A decisão pela paralisação foi tomada após assembleias realizadas na segunda-feira (17). Segundo o Comando Nacional dos Trabalhadores do Ramo Financeiro, 97% dos bancários participantes das votações rejeitaram a proposta apresentada pela Federação Nacional dos Bancos (Fenaban) durante as negociações da Campanha Nacional Unificada de 2026.
Entre as principais reivindicações da categoria estão aumento real dos salários, valorização dos pisos, manutenção dos valores dos vales alimentação e refeição, Participação nos Lucros e Resultados (PLR) e a criação de um piso salarial específico para trabalhadores da área de Tecnologia da Informação.
A proposta inicialmente apresentada pelos bancos previa reajustes diferenciados conforme as faixas salariais e também o congelamento do piso para novos trabalhadores. Após novas negociações, a Fenaban retirou esses pontos da mesa, mas as partes ainda não chegaram a um acordo sobre o índice econômico.
Uma nova rodada de negociação deverá tratar da questão salarial.
Agências podem funcionar normalmente em algumas cidades
Apesar da mobilização nacional, não significa que todas as agências bancárias estarão fechadas nesta quinta-feira.
A adesão ocorre individualmente em cada local de trabalho. Dessa forma, algumas unidades podem suspender totalmente o atendimento presencial, enquanto outras poderão funcionar normalmente ou com equipes reduzidas.
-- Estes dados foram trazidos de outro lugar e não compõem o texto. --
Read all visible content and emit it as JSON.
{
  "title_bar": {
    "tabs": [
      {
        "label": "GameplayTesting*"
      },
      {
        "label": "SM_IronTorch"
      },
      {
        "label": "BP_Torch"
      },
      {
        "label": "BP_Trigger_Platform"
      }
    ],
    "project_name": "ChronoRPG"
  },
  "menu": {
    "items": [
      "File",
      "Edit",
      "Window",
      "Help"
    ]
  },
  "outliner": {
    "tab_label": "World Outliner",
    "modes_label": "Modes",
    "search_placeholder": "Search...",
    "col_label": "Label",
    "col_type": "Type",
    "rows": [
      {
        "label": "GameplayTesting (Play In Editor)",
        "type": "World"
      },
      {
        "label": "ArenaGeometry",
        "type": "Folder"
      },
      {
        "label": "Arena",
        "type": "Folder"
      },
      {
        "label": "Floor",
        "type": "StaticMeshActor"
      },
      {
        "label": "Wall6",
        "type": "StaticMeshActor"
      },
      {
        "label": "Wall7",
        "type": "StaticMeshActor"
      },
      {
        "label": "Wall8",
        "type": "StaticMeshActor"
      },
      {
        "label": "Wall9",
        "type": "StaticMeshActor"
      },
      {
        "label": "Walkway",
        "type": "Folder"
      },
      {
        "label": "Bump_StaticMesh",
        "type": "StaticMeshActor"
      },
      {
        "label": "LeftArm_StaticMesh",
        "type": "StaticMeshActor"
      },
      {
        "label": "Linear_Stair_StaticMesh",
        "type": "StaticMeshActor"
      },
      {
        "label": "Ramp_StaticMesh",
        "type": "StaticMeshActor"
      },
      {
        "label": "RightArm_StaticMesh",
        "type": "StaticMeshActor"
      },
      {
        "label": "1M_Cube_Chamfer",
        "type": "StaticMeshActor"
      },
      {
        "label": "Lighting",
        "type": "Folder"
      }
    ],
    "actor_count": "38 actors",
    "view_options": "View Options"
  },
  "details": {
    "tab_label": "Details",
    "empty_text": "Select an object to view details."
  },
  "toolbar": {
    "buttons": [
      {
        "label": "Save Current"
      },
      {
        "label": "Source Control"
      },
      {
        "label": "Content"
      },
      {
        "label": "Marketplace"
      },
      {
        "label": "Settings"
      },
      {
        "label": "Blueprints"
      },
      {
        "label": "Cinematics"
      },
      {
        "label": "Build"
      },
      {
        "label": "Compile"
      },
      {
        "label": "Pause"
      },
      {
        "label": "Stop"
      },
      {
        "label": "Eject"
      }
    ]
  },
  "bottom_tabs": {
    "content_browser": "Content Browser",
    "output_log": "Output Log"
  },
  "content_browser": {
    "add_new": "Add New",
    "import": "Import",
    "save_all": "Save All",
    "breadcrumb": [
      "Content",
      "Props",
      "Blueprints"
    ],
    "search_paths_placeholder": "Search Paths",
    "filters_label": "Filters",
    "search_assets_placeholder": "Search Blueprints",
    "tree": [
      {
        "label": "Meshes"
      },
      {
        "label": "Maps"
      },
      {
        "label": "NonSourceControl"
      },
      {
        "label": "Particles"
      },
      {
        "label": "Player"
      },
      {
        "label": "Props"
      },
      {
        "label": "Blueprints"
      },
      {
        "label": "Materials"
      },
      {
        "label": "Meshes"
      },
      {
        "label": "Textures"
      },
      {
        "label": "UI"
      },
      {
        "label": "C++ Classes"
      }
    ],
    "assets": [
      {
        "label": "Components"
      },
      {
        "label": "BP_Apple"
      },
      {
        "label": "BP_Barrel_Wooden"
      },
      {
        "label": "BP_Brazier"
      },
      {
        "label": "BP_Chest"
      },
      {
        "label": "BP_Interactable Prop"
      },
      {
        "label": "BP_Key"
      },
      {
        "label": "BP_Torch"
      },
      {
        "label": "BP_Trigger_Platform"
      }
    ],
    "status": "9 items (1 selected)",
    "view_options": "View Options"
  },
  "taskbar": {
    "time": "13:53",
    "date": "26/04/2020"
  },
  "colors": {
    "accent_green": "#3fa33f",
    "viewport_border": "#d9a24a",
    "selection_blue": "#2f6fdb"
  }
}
Para os bancários que trabalham em regime de home office, a orientação das entidades sindicais é de que os trabalhadores que aderirem ao movimento não registrem o ponto nem acessem os sistemas dos bancos durante o período da paralisação.
O dia não trabalhado poderá ser descontado pelas instituições financeiras. Uma eventual compensação ou abono deverá ser discutida posteriormente durante as negociações entre representantes dos trabalhadores e dos bancos.
A Federação Brasileira de Bancos informou que recebeu a pauta de reivindicações da categoria em junho e que as negociações continuam seguindo o cronograma estabelecido, com expectativa de que seja alcançado um entendimento entre as partes.